January 2020 employment law letter
Authors: 
Angela B. Kennedy, Armstrong Teasdale LLP

If an employee discloses a medical condition or diagnosis, you should assume she is disabled, right? Wrong. Although a condition or diagnosis could constitute a disability under state law, a new Missouri Court of Appeals decision shows a fact-specific inquiry is required to determine whether the condition substantially limits a major life activity. Read on to learn how Missouri's courts analyze the issue.

Facts

From 2006 to 2014, the employee served as a senior accountant for a healthcare system. In 2008, she was diagnosed with mild persistent asthma. Her doctor noted the asthma might cause her to be tardy or absent from work up to six times a year.

Between 2009 and 2014, the employee took some Family and Medical Leave Act (FMLA) leave because of her asthma. She also had two poor performance reviews for attendance issues and failing to cooperate with her coworkers.

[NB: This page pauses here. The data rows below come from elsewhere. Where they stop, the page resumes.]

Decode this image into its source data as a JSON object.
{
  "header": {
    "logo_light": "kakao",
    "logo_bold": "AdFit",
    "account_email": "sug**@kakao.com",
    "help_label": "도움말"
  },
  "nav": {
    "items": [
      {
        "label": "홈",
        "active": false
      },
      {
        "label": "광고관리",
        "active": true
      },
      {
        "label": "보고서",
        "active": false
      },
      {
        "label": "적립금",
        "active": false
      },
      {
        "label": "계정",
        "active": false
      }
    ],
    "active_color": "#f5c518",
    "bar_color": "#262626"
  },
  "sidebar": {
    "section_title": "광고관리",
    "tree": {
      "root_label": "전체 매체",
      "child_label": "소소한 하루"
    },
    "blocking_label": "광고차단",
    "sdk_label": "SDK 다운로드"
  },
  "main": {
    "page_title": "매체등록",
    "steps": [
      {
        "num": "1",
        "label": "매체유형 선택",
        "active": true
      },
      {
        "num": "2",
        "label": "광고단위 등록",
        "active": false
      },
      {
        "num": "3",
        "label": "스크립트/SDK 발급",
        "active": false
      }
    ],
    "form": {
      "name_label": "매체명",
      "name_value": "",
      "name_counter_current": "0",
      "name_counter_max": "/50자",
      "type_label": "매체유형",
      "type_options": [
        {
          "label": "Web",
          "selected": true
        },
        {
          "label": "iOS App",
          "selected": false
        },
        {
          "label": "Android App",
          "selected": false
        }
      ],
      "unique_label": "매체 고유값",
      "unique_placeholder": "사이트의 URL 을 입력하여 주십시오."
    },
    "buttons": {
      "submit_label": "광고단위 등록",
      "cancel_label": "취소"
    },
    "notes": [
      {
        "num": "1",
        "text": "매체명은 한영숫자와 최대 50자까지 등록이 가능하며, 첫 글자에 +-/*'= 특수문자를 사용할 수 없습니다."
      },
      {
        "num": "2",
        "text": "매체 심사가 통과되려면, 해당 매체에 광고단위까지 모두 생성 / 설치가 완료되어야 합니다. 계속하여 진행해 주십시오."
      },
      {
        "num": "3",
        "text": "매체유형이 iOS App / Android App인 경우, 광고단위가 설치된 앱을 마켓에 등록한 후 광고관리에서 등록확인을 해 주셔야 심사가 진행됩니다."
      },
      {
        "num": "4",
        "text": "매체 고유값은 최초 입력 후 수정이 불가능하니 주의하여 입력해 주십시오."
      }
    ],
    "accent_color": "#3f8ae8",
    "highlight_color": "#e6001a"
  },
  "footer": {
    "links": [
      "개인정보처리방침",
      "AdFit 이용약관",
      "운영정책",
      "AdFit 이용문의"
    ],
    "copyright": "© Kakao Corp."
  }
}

In January 2014, the employee missed two days of work and was late the other days of the week. There were winter weather events that week, and she didn't immediately report to her employer that her asthma was the reason for her absences or tardiness.

The next week, the employee was placed on a performance improvement plan (PIP) for excessive tardiness and poor customer service. She claimed the asthma constituted a disability, but her supervisor stated she didn't care about the disability, noting the employee ran marathons.